Formulation, fill and finish and the total prices per dose of SK Vaccine Product [***] shall be agreed by the Parties and set forth in an SOW.”
(28)The first paragraph of Section 11.2 of the Collaboration and License Agreement shall be deleted in its entirety and replaced with following paragraph (the second paragraph of Section 11.2 shall remain unchanged):
“11.2. Form of Payments. All payments to be made between the Parties under this Agreement shall be made in Dollars and shall be paid by wire transfer in immediately available funds to a bank account designated by the receiving Party. Notwithstanding the fact that the invoices issued in accordance with Section 11.1.1(b) (SK Antigen Product Fee Incentive) and Section 11.1.1(c) (SK Vaccine Product Fee Incentive) to the National Governments may be denominated in [***], all prices set forth in this Agreement shall be in [***]. [***].”
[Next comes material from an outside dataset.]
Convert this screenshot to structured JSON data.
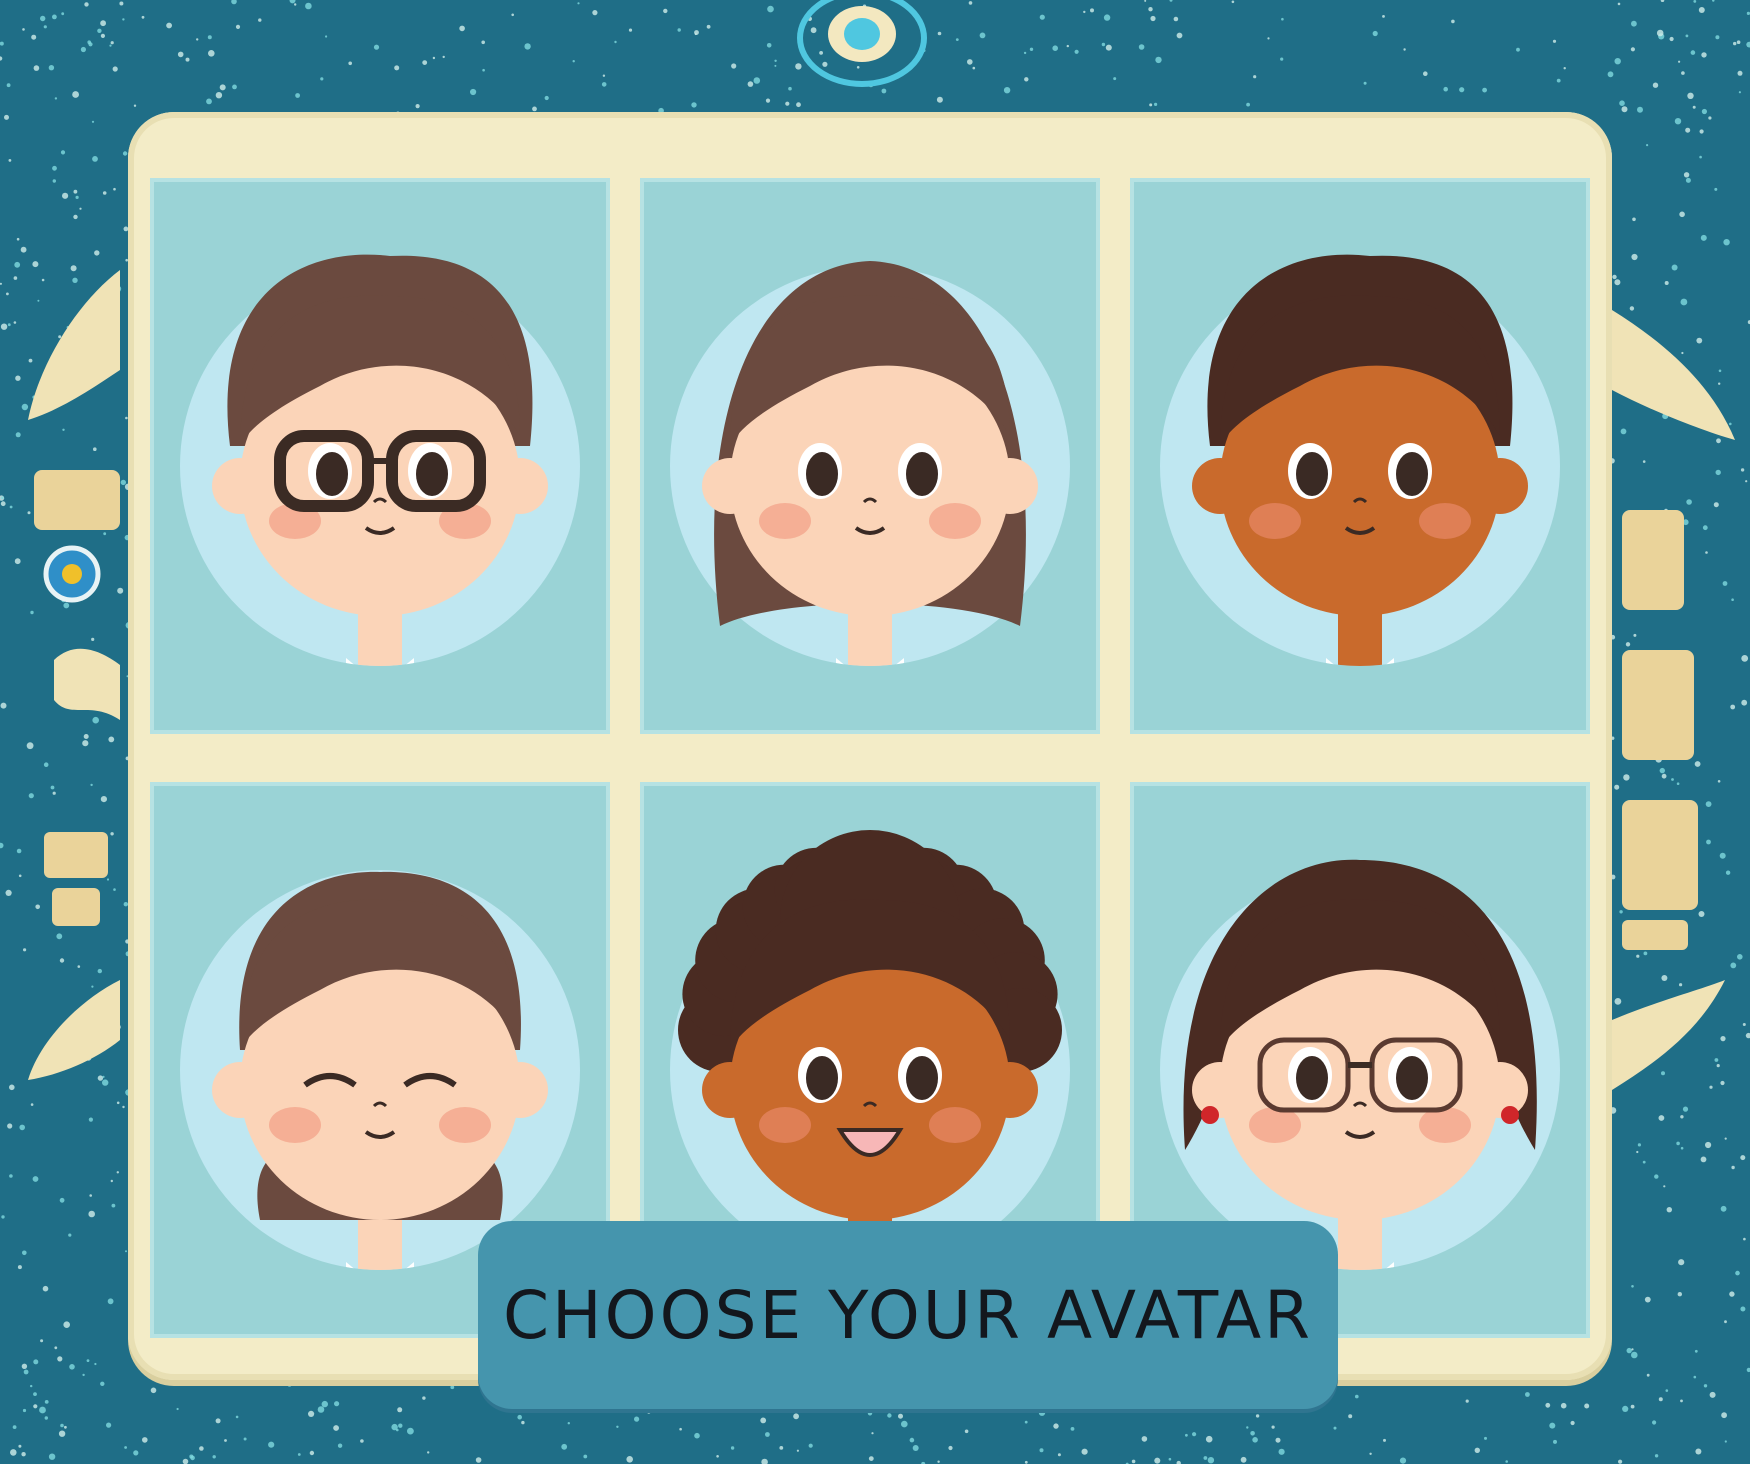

(29)Section 11.4.1 of the Collaboration and License Agreement shall be deleted in its entirety and replaced with following Section 11.4.1:
“11.4.1. Record Retention; Audits. SK will maintain (and will cause its Affiliates to maintain) complete and accurate records of (i) in the case of Collaboration Antigen Product, SK’s and its Affiliates’ costs of Raw Materials used to Manufacture such product if Novavax is required to pay for the cost of such Raw Materials pursuant to an applicable SOW and (ii) sales of SK Antigen Products and SK Vaccine Products (the “Records”), in reasonable detail to permit Novavax to confirm the accuracy of such sales for the preceding [***]. SK will permit (and will cause its Affiliates to permit) Novavax’ representatives (including an independent certified public accounting firm) to inspect and audit the Records reasonably acceptable to SK (and who are bound by written obligations of non-use and nondisclosure no less stringent than those set forth in the Collaboration and License Agreement) during the business hours of SK or the applicable Affiliates. Such inspection or audit will be limited to a maximum of [***], and Novavax will notify SK thereof in writing at least [***].”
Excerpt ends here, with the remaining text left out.